As President Biden navigates the thorny domestic and international politics of meeting an Aug. 31 withdrawal deadline from Afghanistan, and as Taliban leaders keep the world guessing about how they intend to govern, Afghans are enduring a terrifying transitional period: Hundreds of thousands of people fear for their lives, feeding families is becoming more difficult and countless people are afraid to appear in public.

The people of Afghanistan have been largely powerless as the leaders sort their fates. And they are increasingly living through brutal conditions, whether or not they are desperately trying to escape.

Residents are struggling to lead their daily lives in an economy that, propped up for the past generation by American aid, is now in free fall. Banks are closed. Cash is growing scarce, and food prices are rising. Fuel is becoming harder to find. Government services have stalled as civil servants avoid work, fearing retribution by the Taliban.

Despite the Taliban’s efforts to reassure Afghans that they will ensure people’s safety, signals that they will maintain the brutal tactics of their previous rule have added up. On Tuesday, the United Nations’ top human rights official cited “harrowing and credible” reports that the Taliban had executed civilians and noncombatant soldiers.

A Taliban spokesman said on Tuesday that women should not leave their homes because militants had not yet been trained to refrain from harming them. The spokesman, Zabihullah Mujahid, called it a “temporary” policy intended to protect women until the Taliban could ensure their safety.

“We are worried our forces who are new and have not been yet trained very well may mistreat women,” Mr. Mujahid said. “We don’t want our forces, God forbid, to harm or harass women.”

People trying to flee, if they make it past Taliban checkpoints, have been met with chaotic scenes outside Kabul’s airport. At least seven Afghan civilians, including a toddler, have been trampled to death. On Tuesday, the Taliban said they would block Afghans trying to leave the country from traveling to the airport, and President Biden warned that the risk of a terrorist attack in that area increased each day.

But apart from the area around the airport, a relative calm has reigned over Kabul as many residents hide in their homes or venture out only cautiously to see what life might be like under the new rulers. Even residents who said they feared the Taliban were struck by the relative order and quiet on the streets — a sharp contrast to years of rising crime and violence that had become a daily facet of life in the capital.

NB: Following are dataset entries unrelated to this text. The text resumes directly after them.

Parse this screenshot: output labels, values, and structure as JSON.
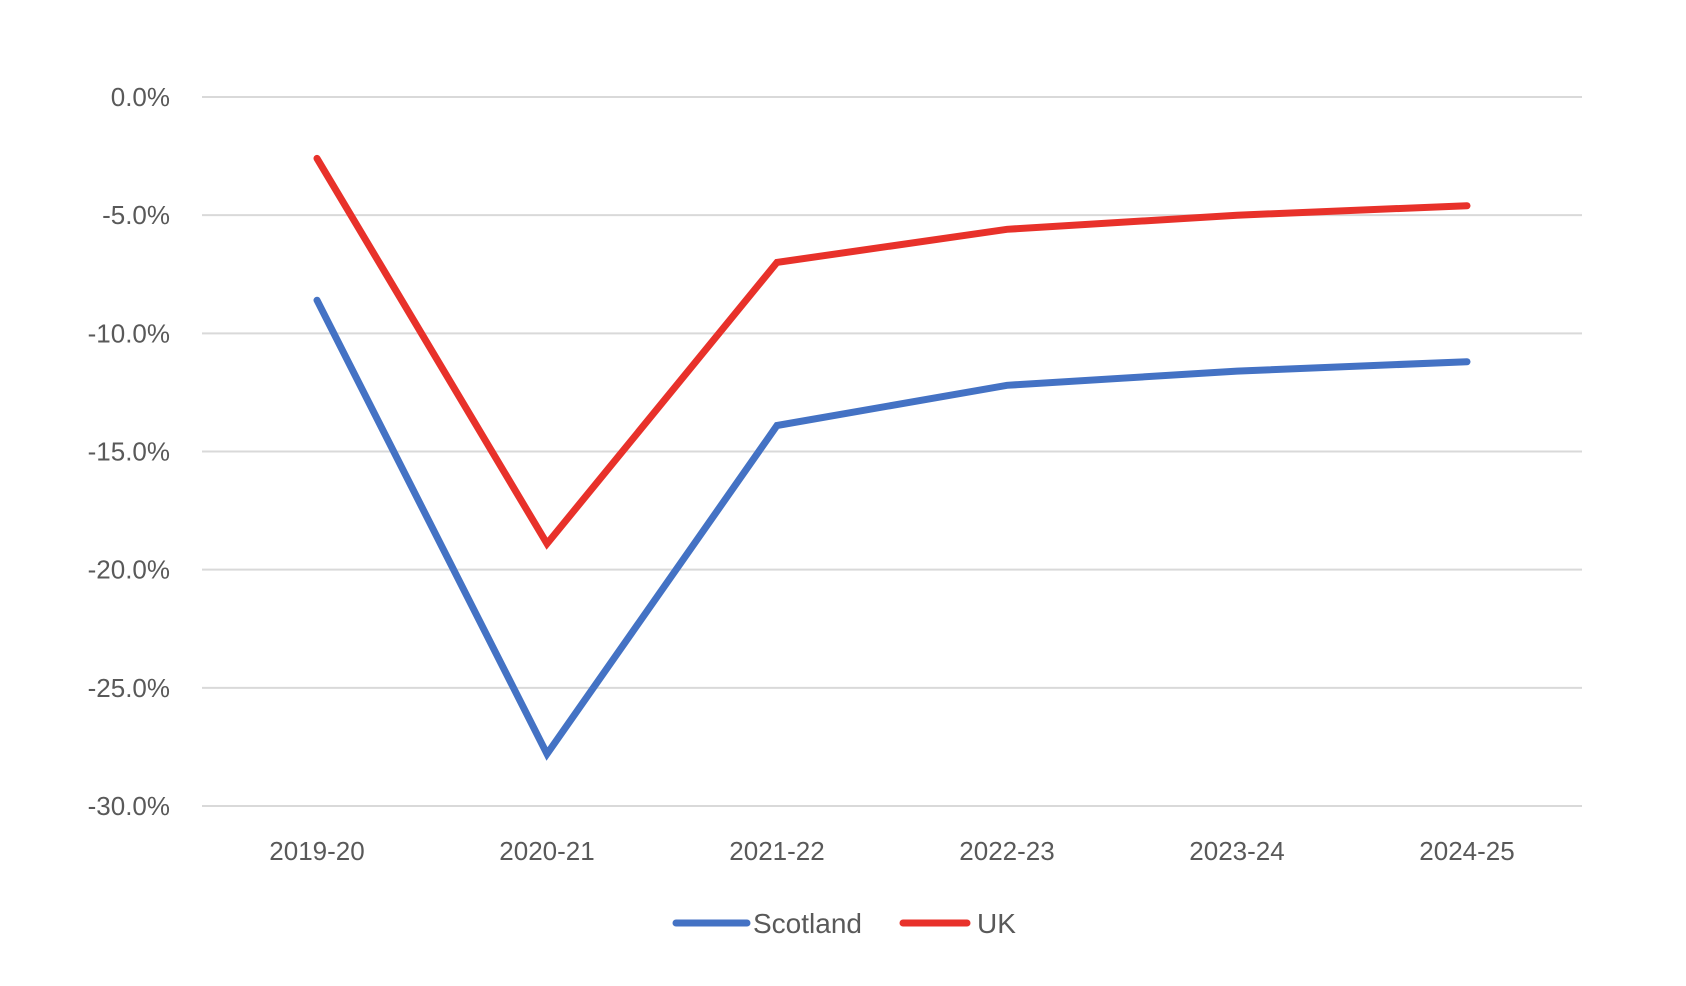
{
  "chart_data": {
    "type": "line",
    "title": "",
    "xlabel": "",
    "ylabel": "",
    "categories": [
      "2019-20",
      "2020-21",
      "2021-22",
      "2022-23",
      "2023-24",
      "2024-25"
    ],
    "ylim": [
      -30.0,
      0.0
    ],
    "yticks": [
      0.0,
      -5.0,
      -10.0,
      -15.0,
      -20.0,
      -25.0,
      -30.0
    ],
    "ytick_labels": [
      "0.0%",
      "-5.0%",
      "-10.0%",
      "-15.0%",
      "-20.0%",
      "-25.0%",
      "-30.0%"
    ],
    "grid": "horizontal",
    "legend_position": "bottom",
    "series": [
      {
        "name": "Scotland",
        "color": "#4472C4",
        "values": [
          -8.6,
          -27.8,
          -13.9,
          -12.2,
          -11.6,
          -11.2
        ]
      },
      {
        "name": "UK",
        "color": "#E8312A",
        "values": [
          -2.6,
          -18.9,
          -7.0,
          -5.6,
          -5.0,
          -4.6
        ]
      }
    ]
  }
}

A resident named Mohib said that streets were deserted in his section of the city, with people hunkering down in their homes “scared and terrorized.”

“People feel the Taliban may come any moment to take away everything from them,” he said.

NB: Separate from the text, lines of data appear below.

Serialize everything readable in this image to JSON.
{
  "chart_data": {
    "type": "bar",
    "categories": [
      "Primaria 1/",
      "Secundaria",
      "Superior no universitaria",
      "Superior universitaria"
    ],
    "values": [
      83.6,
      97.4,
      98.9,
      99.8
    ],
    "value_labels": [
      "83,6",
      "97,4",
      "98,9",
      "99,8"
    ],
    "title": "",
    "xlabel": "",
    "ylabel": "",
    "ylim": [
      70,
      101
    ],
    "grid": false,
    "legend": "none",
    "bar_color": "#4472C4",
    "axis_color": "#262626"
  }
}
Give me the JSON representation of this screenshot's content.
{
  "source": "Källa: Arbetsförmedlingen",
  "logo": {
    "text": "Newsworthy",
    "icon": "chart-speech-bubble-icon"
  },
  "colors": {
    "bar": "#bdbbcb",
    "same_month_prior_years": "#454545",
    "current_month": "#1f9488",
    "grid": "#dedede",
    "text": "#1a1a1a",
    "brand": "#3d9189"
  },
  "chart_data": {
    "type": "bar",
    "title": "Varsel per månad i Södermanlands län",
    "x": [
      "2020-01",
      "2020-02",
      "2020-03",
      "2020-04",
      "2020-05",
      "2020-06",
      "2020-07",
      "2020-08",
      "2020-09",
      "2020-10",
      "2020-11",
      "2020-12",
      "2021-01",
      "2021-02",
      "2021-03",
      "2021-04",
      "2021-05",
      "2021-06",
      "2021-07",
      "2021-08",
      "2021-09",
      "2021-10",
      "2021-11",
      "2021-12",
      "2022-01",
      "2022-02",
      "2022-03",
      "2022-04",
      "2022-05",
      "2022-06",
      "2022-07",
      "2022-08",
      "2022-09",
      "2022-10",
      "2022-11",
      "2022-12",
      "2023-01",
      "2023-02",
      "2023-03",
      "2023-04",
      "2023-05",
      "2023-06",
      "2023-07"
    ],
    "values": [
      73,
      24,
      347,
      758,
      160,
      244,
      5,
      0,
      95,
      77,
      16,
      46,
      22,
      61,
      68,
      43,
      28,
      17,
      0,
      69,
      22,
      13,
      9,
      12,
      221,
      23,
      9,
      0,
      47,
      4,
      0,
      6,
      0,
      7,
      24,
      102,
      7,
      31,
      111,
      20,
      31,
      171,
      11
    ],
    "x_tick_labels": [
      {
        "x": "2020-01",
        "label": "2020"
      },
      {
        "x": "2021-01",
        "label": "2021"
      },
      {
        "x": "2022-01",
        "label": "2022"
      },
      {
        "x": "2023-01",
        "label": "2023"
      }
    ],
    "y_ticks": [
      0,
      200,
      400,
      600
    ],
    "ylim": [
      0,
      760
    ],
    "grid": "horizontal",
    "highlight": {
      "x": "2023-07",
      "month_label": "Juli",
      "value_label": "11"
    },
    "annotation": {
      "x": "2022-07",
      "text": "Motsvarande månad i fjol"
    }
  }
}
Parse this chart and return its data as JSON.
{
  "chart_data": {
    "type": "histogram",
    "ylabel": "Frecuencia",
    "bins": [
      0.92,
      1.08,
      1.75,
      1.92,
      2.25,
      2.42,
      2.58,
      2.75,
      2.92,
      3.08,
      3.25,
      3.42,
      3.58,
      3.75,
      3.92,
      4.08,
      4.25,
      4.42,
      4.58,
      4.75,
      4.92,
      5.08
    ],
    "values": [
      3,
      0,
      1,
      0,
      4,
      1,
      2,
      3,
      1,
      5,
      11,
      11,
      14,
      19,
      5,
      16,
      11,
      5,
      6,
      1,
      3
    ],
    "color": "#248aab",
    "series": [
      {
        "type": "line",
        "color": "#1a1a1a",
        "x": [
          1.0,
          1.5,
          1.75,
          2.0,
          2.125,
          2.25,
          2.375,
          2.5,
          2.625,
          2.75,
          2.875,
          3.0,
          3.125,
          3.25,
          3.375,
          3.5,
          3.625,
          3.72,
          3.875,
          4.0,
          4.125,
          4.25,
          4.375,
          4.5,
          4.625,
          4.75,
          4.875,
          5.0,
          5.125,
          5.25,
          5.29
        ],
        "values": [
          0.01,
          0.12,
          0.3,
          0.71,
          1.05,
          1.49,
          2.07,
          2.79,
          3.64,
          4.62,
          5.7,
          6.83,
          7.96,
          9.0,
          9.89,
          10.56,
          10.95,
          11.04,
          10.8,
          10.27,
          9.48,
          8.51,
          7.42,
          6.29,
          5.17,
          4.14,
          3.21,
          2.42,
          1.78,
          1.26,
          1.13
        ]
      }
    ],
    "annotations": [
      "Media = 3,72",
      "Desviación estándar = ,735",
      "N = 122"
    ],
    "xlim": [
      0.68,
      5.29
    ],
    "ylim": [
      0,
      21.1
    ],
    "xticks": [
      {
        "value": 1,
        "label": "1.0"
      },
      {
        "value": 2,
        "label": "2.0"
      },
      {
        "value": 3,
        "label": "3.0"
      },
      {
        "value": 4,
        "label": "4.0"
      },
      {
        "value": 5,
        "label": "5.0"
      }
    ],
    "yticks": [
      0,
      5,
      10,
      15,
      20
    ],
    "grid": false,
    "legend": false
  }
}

Six days remain until the United States’ withdrawal deadline, which world leaders unsuccessfully lobbied Mr. Biden on Tuesday to ease. In addition to international pressure, the president faces skepticism from both political parties at home that the evacuation can be completed in time.

About 19,000 people were evacuated from Kabul in the previous 24 hours, Karine Jean-Pierre, the White House deputy press secretary, said on Twitter in the early hours of Wednesday. Since Aug. 14, the United States has evacuated or facilitated the evacuation of about 82,300 people on military and coalition flights.

The United States has not specified how many people remain in need of evacuation, but U.S. officials believe that thousands of Americans remain in Afghanistan, including some far beyond Kabul. Tens of thousands of Afghans who worked for the U.S. government over the last two decades are among those desperate to leave.

And refugee and resettlement experts estimate that at least 300,000 Afghans are in imminent danger of being targeted by the Taliban for their associations with Americans.